Arizona's Paul Goldschmidt finished second, while St. Louis catcher Yadier Molina took third.

Thursday, August 15, 2013

I can't get on board with this whole 'rooting for draft position' thing

It's my understanding that a lot of the cool White Sox fans are rooting for the team to lose these days, hoping to secure a more favorable draft pick for next June.

In my world, such a thought process is stupid.

Folks, this isn't the NBA. This isn't the NFL. LeBron James (pictured) will not be awarded to the MLB team that finishes with the sorriest record in the league. Andrew Luck is also not available, nor is .133-hitting uberprospect Mike Olt.

You see, the baseball draft is a complete crapshoot. It is less predictable and more volatile than drafts in other sports.

Los Angeles Angels outfielder Mike Trout, aka the best young player in the game today, was selected 25th overall in his draft year. Chris Sale, the best young player on the White Sox roster, was chosen 13th overall in 2010. That goes to show you do not need to be drafting in the top 10 to get All-Star talent.

It's also true that the overall No. 1 pick is no sure thing. The Tampa Bay Rays have a track record of drafting quality players and stocking their MLB roster with homegrown talent, but ask them how that No. 1 overall selection of Tim Beckham in 2008 is working out for them. Five years later, Beckham still hasn't seen the bigs and is toiling at Triple-A Durham for a third straight season.
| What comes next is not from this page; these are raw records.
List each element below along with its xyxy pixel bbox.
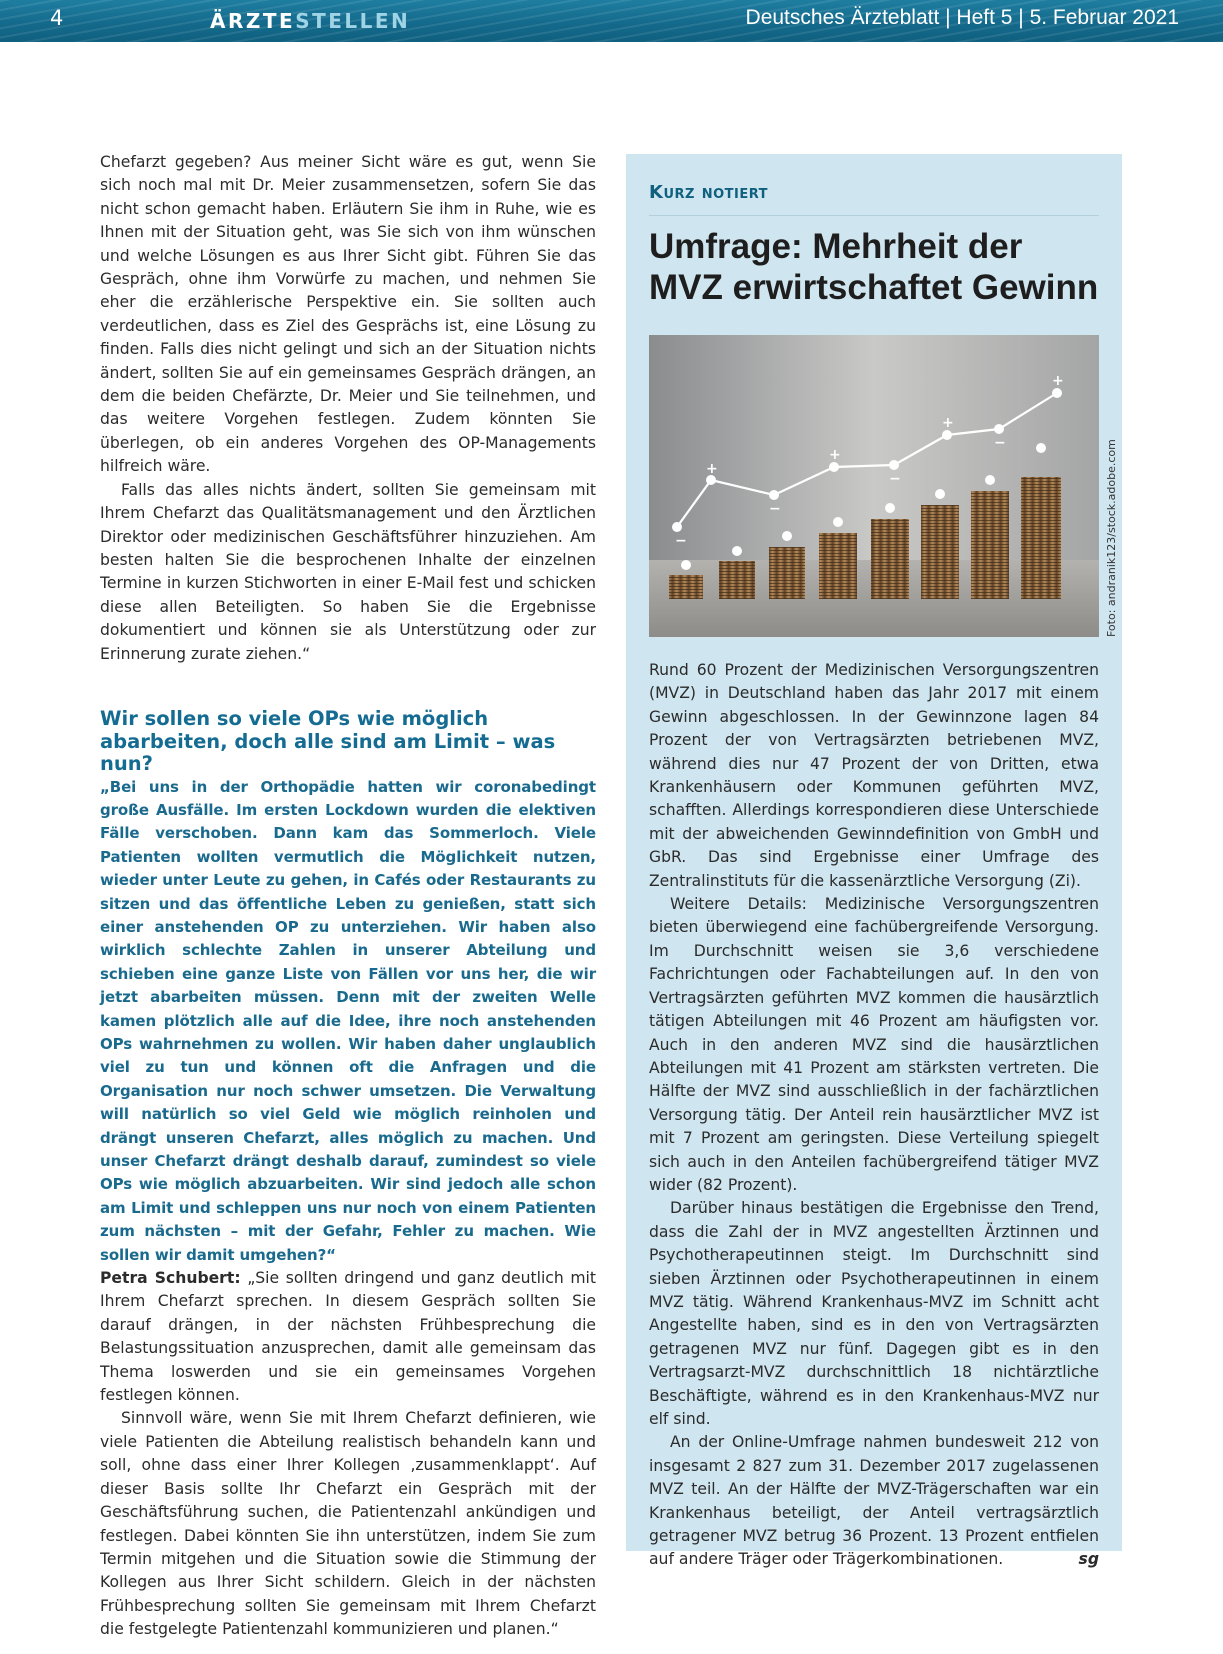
page-number: 4 xyxy=(50,6,64,30)
page-header xyxy=(0,0,1223,42)
svg-text:−: − xyxy=(675,533,687,549)
sidebar-paragraph-text: An der Online-Umfrage nahmen bundesweit 212 von insgesamt 2 827 zum 31. Dezember 2017 zugelassenen MVZ teil. An der Hälfte der MVZ-Trägerschaften war ein Krankenhaus beteiligt, der Anteil vertragsärztlich getragener MVZ betrug 36 Prozent. 13 Prozent entfielen auf andere Träger oder Trägerkombinationen. xyxy=(649,1433,1099,1569)
author-signature: sg xyxy=(1078,1550,1099,1569)
answer-author: Petra Schubert: xyxy=(100,1269,241,1288)
svg-text:+: + xyxy=(942,415,954,431)
sidebar-text xyxy=(649,659,1099,1572)
sidebar-paragraph-last xyxy=(649,1431,1099,1571)
sidebar-box xyxy=(626,154,1122,1569)
section-brand xyxy=(210,9,410,33)
answer-paragraph-2: Sinnvoll wäre, wenn Sie mit Ihrem Chefarzt definieren, wie viele Patienten die Abteilung realistisch behandeln kann und soll, ohne dass einer Ihrer Kollegen ‚zusammenklappt‘. Auf dieser Basis sollte Ihr Chefarzt ein Gespräch mit der Geschäftsführung suchen, die Patientenzahl ankündigen und festlegen. Dabei könnten Sie ihn unterstützen, indem Sie zum Termin mitgehen und die Situation sowie die Stimmung der Kollegen aus Ihrer Sicht schildern. Gleich in der nächsten Frühbesprechung sollten Sie gemeinsam mit Ihrem Chefarzt die festgelegte Patientenzahl kommunizieren und planen.“ xyxy=(100,1409,596,1639)
svg-text:+: + xyxy=(829,447,841,463)
answer-paragraph xyxy=(100,1267,596,1407)
body-paragraph: Chefarzt gegeben? Aus meiner Sicht wäre es gut, wenn Sie sich noch mal mit Dr. Meier zusammensetzen, sofern Sie das nicht schon gemacht haben. Erläutern Sie ihm in Ruhe, wie es Ihnen mit der Situation geht, was Sie sich von ihm wünschen und welche Lösungen es aus Ihrer Sicht gibt. Führen Sie das Gespräch, ohne ihm Vorwürfe zu machen, und nehmen Sie eher die erzählerische Perspektive ein. Sie sollten auch verdeutlichen, dass es Ziel des Gesprächs ist, eine Lösung zu finden. Falls dies nicht gelingt und sich an der Situation nichts ändert, sollten Sie auf ein gemeinsames Gespräch drängen, an dem die beiden Chefärzte, Dr. Meier und Sie teilnehmen, und das weitere Vorgehen festlegen. Zudem könnten Sie überlegen, ob ein anderes Vorgehen des OP-Managements hilfreich wäre. xyxy=(100,153,596,476)
question-section xyxy=(100,708,596,1642)
body-paragraph: Falls das alles nichts ändert, sollten Sie gemeinsam mit Ihrem Chefarzt das Qualitätsmanagement und den Ärztlichen Direktor oder medizinischen Geschäftsführer hinzuziehen. Am besten halten Sie die besprochenen Inhalte der einzelnen Termine in kurzen Stichworten in einer E-Mail fest und schicken diese allen Beteiligten. So haben Sie die Ergebnisse dokumentiert und können sie als Unterstützung oder zur Erinnerung zurate ziehen.“ xyxy=(100,480,596,663)
question-text: „Bei uns in der Orthopädie hatten wir coronabedingt große Ausfälle. Im ersten Lockdown wurden die elektiven Fälle verschoben. Dann kam das Sommerloch. Viele Patienten wollten vermutlich die Möglichkeit nutzen, wieder unter Leute zu gehen, in Cafés oder Restaurants zu sitzen und das öffentliche Leben zu genießen, statt sich einer anstehenden OP zu unterziehen. Wir haben also wirklich schlechte Zahlen in unserer Abteilung und schieben eine ganze Liste von Fällen vor uns her, die wir jetzt abarbeiten müssen. Denn mit der zweiten Welle kamen plötzlich alle auf die Idee, ihre noch anstehenden OPs wahrnehmen zu wollen. Wir haben daher unglaublich viel zu tun und können oft die Anfragen und die Organisation nur noch schwer umsetzen. Die Verwaltung will natürlich so viel Geld wie möglich reinholen und drängt unseren Chefarzt, alles möglich zu machen. Und unser Chefarzt drängt deshalb darauf, zumindest so viele OPs wie möglich abzuarbeiten. Wir sind jedoch alle schon am Limit und schleppen uns nur noch von einem Patienten zum nächsten – mit der Gefahr, Fehler zu machen. Wie sollen wir damit umgehen?“ xyxy=(100,777,596,1264)
sidebar-paragraph: Weitere Details: Medizinische Versorgungszentren bieten überwiegend eine fachübergreifende Versorgung. Im Durchschnitt weisen sie 3,6 verschiedene Fachrichtungen oder Fachabteilungen auf. In den von Vertragsärzten geführten MVZ kommen die hausärztlich tätigen Abteilungen mit 46 Prozent am häufigsten vor. Auch in den anderen MVZ sind die hausärztlichen Abteilungen mit 41 Prozent am stärksten vertreten. Die Hälfte der MVZ sind ausschließlich in der fachärztlichen Versorgung tätig. Der Anteil rein hausärztlicher MVZ ist mit 7 Prozent am geringsten. Diese Verteilung spiegelt sich auch in den Anteilen fachübergreifend tätiger MVZ wider (82 Prozent). xyxy=(649,895,1099,1194)
svg-text:+: + xyxy=(706,461,718,477)
svg-text:−: − xyxy=(994,435,1006,451)
svg-text:+: + xyxy=(1052,373,1064,389)
photo-credit: Foto: andranik123/stock.adobe.com xyxy=(1105,439,1118,637)
brand-part-1: ÄRZTE xyxy=(210,9,296,33)
sidebar-kicker: Kurz notiert xyxy=(649,182,1099,216)
issue-info: Deutsches Ärzteblatt | Heft 5 | 5. Februar 2021 xyxy=(745,6,1179,29)
svg-text:−: − xyxy=(769,501,781,517)
coin-stacks-photo xyxy=(649,335,1099,637)
sidebar-paragraph: Darüber hinaus bestätigen die Ergebnisse den Trend, dass die Zahl der in MVZ angestellten Ärztinnen und Psychotherapeutinnen steigt. Im Durchschnitt sind sieben Ärztinnen oder Psychotherapeutinnen in einem MVZ tätig. Während Krankenhaus-MVZ im Schnitt acht Angestellte haben, sind es in den von Vertragsärzten getragenen MVZ nur fünf. Dagegen gibt es in den Vertragsarzt-MVZ durchschnittlich 18 nichtärztliche Beschäftigte, während es in den Krankenhaus-MVZ nur elf sind. xyxy=(649,1199,1099,1428)
sidebar-title: Umfrage: Mehrheit der MVZ erwirtschaftet Gewinn xyxy=(649,227,1099,307)
question-heading: Wir sollen so viele OPs wie möglich abarbeiten, doch alle sind am Limit – was nun? xyxy=(100,707,556,775)
left-column-top xyxy=(100,151,596,666)
svg-text:−: − xyxy=(889,471,901,487)
answer-text: „Sie sollten dringend und ganz deutlich mit Ihrem Chefarzt sprechen. In diesem Gespräch sollten Sie darauf drängen, in der nächsten Frühbesprechung die Belastungssituation anzusprechen, damit alle gemeinsam das Thema loswerden und sie ein gemeinsames Vorgehen festlegen können. xyxy=(100,1269,596,1405)
brand-part-2: STELLEN xyxy=(295,9,411,33)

People need to understand, in baseball, you are not assured of getting any sort of franchise savior by securing the top pick or the second overall pick. I'm not going to root for the White Sox to land in a certain draft position, because I have no idea what I'm going to be getting when the Sox finally do make their first-round selection next June.

I'd much rather cheer for the guys who are currently on the team, especially younger players like Sale, Jose Quintana, Hector Santiago, Andre Rienzo, Avisail Garcia, Gordon Beckham, Dayan Viciedo, Josh Phegley Addison Reed and Nate Jones. These are the guys who are still going to be around once GM Rick Hahn finishes the veteran purge that's going on right now. You want them to finish out the season strong, so they have a good feeling going into next year.

Take a look at the last White Sox team to finish in last place. You have to go all the way back to 1989, but understanding what that team did can be constructive. That season, the Sox were a godawful 32-56 at the All-Star break. But the second half of the season, they played much better. They went 37-36 after the break. Young players learned some things about playing in the big leagues. They finished with just 69 wins, but guys improved their games and came back the next season with the right attitude. In 1990, the Sox went 94-68.

Now, I don't expect the Sox to bounce back and win 94 next season. However, a good finish over the next 43 games can set the table for a much more competitive year in 2014. Personally, that's what I'm going to root for. I see no point to cheering for some nameless, faceless future draft pick. There will be plenty of time to root on that individual, whoever he may be, once that player joins the Sox organization next summer.